La régularité de la procédure et la recevabilité de l’action.
Le tribunal a d’abord vérifié les conditions de l’article 472 du code de procédure civile applicable au défaut du défendeur. Il a estimé que l’action était « régulière, recevable et bien fondée » après examen de l’acte introductif et de la qualité à agir. Ce contrôle préalable est une garantie essentielle pour éviter que le défaut du défendeur ne conduise à une condamnation automatique et injustifiée. La portée de cette vérification est de soumettre le demandeur à un examen rigoureux de ses prétentions, même en l’absence de débat contradictoire. Le tribunal s’assure ainsi que la demande repose sur des bases juridiques solides et ne contrevient pas à l’ordre public.
Le bien-fondé des demandes de paiement de la caisse.
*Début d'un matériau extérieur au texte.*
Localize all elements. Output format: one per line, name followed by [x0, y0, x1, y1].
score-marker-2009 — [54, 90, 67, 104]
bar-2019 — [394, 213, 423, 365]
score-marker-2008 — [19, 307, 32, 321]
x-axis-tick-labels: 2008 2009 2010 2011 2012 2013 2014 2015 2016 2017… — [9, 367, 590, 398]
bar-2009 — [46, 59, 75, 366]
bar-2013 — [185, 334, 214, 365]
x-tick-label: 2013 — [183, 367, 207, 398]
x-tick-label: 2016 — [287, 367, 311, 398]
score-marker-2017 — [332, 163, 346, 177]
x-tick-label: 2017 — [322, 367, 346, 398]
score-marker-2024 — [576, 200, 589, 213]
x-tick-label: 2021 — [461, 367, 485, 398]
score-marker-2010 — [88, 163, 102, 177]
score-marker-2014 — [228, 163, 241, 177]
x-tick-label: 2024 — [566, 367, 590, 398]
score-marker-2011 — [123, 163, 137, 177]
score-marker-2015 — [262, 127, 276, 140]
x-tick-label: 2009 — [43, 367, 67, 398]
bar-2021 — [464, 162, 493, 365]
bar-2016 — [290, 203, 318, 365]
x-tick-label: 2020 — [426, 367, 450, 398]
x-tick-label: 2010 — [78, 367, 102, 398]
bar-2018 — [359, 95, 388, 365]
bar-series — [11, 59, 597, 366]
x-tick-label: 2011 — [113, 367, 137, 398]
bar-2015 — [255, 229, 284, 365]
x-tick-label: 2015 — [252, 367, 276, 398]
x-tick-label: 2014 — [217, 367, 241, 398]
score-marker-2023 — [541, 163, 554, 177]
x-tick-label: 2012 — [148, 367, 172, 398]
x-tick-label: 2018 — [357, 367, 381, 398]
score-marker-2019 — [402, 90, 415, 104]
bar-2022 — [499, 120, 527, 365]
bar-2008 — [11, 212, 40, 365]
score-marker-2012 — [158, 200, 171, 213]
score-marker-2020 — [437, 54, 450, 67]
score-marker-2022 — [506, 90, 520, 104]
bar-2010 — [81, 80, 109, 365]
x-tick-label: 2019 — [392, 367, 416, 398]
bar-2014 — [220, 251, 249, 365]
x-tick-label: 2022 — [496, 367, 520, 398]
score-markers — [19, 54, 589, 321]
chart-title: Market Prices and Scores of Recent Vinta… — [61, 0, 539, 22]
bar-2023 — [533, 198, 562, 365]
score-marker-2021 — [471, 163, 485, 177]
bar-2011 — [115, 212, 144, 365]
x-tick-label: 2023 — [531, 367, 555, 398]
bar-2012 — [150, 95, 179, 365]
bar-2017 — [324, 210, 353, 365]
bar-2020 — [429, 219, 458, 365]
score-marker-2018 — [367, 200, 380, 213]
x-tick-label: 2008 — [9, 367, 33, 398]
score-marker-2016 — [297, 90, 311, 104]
Le tribunal a examiné le fondement contractuel de la créance, à savoir le règlement intérieur approuvé par l’adhésion de la société débitrice. Il a constaté que le relevé de situation faisait apparaître un montant dû et non réglé de 40 612,66 euros, correspondant aux cotisations, majorations et frais de contentieux. Cette créance a été jugée « certaine, liquide et exigible », justifiant la condamnation au principal. Le tribunal a également fait droit à la demande provisionnelle mensuelle, en application de l’article 2c du règlement intérieur permettant une évaluation sur la base des derniers salaires déclarés. Le sens de cette décision est d’affirmer la force obligatoire du contrat d’adhésion et des règlements internes des organismes paritaires. Sa valeur est de rappeler que l’absence de déclaration par l’employeur ne le dispense pas de son obligation de cotiser.